Experiment You is designed to train teachers in a co-teaching model during in school instruction or after school programs. Teachers learn the skills and protocols for the program without having to attend professional development or certification courses.
Green School Certification and Sustainability
Experiment You can document the environmental work which teachers and students do toward gaining Maryland Green School certification. We can help schools apply for sustainability grants which would fund Experiment You programing and services to the school.

Extensions

In Experiment Us, students would compare the conditions at their school to public and private schools in Baltimore City and surrounding counties. Students would determine whether school conditions are correlated to the racial and economic makeup of the student body at these schools. Students would examine current and proposed funding and policies at the state, local and national levels and make recommendations.

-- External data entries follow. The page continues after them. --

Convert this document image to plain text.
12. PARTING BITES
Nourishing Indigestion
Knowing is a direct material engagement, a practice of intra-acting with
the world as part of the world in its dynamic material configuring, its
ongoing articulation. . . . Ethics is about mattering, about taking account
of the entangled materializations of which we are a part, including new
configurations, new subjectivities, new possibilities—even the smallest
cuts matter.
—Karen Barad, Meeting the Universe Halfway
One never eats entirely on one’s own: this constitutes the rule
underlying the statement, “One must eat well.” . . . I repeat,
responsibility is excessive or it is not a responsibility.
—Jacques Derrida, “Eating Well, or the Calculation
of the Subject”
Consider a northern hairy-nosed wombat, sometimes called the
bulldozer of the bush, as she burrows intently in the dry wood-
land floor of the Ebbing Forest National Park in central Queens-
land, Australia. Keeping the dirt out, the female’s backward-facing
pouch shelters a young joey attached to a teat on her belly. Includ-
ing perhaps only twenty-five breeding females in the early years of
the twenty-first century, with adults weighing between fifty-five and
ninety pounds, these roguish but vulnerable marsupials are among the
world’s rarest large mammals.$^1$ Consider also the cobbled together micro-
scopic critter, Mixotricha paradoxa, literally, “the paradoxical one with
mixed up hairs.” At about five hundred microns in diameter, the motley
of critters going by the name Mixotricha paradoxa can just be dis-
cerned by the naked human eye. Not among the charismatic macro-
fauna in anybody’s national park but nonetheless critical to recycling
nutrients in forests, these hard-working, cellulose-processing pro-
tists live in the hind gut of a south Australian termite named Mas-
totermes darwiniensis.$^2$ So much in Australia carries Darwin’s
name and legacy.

In Building US, students use the knowledge they gained in the Experiment You project to participate in the 21st Century School Building Project and the neighborhood design process. This learning could be integrated into engineering, technology, art, design and work readiness classes.
As an after school project, it would enable students, teachers, community members and building experts to work on design issues before and throughout the public planning process. This could deepen learning, strengthen school partnerships and better inform process of the needs of the clients and the community.

Upstream, Downstream engages students in learning about the environmental issues in their region and neighborhoods. Students would study the watershed for the Baltimore region and the watershed from their school. Students would study the regional air shed, their local air quality, and how proposed policies on air quality could affect their health.